About this policy
Policy contact:
Date of last update:
September 28, 2018
Policy statement
Luddy operates in a complex, data-oriented environment that requires those who are responsible for collecting,managing and disseminating data to do so in a systematic, planned and managed way. Data generated and held by Luddy during admission processing and student management are key assets that must be managed correctly in order to ensure that Luddy GEMS functions correctly and in compliance with university data governance policies. This policy serves four primary purposes:
- This policy establishes the framework of standards and guidelines to be followed in the management of institutional data during admission processing and student record management.
- It assigns data management responsibilities for Luddy administrative data.
- Abides by applicable laws, regulations, standards, and policies with respect to access, use, disclosure, retention, and/or disposal of information: Indiana University Data Awareness
- Respect the confidentiality and privacy of individuals whose records may be accessed.
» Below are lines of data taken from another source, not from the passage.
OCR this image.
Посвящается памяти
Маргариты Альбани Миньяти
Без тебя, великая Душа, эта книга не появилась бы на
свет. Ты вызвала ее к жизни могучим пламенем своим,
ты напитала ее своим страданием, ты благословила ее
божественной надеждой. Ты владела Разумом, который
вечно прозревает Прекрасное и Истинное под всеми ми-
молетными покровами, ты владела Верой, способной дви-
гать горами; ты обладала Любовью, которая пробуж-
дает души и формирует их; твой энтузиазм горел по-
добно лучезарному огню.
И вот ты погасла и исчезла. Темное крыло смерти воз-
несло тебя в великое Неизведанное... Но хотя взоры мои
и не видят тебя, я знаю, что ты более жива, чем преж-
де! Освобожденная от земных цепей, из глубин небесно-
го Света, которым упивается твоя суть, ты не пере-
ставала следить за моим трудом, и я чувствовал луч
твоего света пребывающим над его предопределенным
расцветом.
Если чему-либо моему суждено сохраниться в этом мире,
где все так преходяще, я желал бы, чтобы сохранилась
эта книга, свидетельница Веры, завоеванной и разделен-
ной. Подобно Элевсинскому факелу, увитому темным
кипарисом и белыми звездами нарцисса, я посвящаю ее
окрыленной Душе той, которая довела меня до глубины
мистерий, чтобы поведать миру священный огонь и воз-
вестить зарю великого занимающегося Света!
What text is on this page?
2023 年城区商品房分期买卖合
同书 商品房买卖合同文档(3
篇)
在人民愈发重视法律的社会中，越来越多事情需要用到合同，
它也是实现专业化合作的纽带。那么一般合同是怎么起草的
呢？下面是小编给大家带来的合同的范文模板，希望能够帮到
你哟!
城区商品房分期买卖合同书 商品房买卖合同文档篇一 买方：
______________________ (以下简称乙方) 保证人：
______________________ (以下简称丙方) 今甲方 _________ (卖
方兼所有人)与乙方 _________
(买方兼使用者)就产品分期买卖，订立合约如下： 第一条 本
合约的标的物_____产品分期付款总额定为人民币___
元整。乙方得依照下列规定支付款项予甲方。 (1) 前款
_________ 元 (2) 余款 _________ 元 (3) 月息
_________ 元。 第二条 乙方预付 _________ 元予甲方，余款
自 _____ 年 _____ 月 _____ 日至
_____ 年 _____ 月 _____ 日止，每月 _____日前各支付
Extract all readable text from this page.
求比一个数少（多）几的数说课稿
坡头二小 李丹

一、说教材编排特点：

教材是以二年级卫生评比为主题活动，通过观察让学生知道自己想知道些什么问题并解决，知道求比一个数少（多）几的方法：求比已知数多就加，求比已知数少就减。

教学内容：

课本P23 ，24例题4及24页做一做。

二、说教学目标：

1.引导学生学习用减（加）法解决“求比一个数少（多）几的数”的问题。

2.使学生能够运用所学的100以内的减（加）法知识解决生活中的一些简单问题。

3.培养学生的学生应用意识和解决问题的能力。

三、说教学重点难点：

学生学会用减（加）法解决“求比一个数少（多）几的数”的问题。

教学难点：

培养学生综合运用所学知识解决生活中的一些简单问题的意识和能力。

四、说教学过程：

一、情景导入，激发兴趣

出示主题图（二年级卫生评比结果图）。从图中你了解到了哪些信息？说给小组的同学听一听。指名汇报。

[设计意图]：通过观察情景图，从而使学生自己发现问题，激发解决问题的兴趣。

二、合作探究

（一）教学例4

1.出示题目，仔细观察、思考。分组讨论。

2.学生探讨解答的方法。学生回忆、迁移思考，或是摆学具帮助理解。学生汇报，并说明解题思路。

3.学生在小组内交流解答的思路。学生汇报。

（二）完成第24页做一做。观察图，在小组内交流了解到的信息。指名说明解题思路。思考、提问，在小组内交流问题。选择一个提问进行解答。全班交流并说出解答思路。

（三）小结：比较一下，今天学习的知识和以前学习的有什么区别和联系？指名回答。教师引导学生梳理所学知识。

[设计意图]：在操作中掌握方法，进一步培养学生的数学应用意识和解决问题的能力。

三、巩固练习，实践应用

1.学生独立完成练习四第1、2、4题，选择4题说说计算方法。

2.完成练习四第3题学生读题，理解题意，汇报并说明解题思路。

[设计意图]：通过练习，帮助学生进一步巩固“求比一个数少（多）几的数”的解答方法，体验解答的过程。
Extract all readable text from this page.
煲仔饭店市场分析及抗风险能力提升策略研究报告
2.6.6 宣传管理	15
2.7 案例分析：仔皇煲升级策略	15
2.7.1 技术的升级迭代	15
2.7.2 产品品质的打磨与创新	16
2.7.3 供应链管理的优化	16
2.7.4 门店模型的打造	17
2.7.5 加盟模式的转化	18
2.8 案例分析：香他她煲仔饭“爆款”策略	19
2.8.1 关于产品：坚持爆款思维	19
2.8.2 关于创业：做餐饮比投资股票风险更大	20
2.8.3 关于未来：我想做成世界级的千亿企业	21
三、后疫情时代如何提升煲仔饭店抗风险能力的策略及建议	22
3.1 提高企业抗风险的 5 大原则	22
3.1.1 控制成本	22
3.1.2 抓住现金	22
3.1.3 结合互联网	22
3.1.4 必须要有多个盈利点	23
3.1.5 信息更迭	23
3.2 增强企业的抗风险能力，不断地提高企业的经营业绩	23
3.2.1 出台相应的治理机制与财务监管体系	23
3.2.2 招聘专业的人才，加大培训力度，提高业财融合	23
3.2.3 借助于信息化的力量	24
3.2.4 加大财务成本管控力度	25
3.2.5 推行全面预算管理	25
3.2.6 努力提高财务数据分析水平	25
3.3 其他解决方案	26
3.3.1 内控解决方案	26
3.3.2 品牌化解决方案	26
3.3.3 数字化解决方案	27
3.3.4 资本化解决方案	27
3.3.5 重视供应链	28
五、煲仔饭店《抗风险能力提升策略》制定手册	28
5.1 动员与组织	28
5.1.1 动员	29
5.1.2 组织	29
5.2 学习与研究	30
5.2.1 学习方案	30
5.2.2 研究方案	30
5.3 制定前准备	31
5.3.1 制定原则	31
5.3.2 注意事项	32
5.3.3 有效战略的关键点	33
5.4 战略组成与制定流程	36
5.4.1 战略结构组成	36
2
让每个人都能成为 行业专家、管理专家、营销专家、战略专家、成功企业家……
Luddy is committed to the following principles of data management and expects adherence to them.
Exceptions to policy
None
Procedures
- Data should only be collected for a specific and documented purpose.
- Data must be protected from unauthorized access and modification.
- Data must only be available to those with a legitimate business need.
- Processes that update a given data element must be standard across the information system.
- Data must not be duplicated unless duplication is absolutely essential and has the approval of the relevant Data Steward.
- Data should be defined consistently across Luddy.
- Users must accurately present the data in any use that is made of them.
- Users must ensure that data processing is in compliance with university policies and external mandates.
- Data capture, validation, and processing should be automated wherever possible.
- The University, rather than any individual or business unit, owns all data.
- In cases where data classified as critical or restricted is inadvertently collected, the following steps should be applied:
- Luddy acknowledges an obligation to ensure appropriate security for all institutional data in it's domain of ownership and control.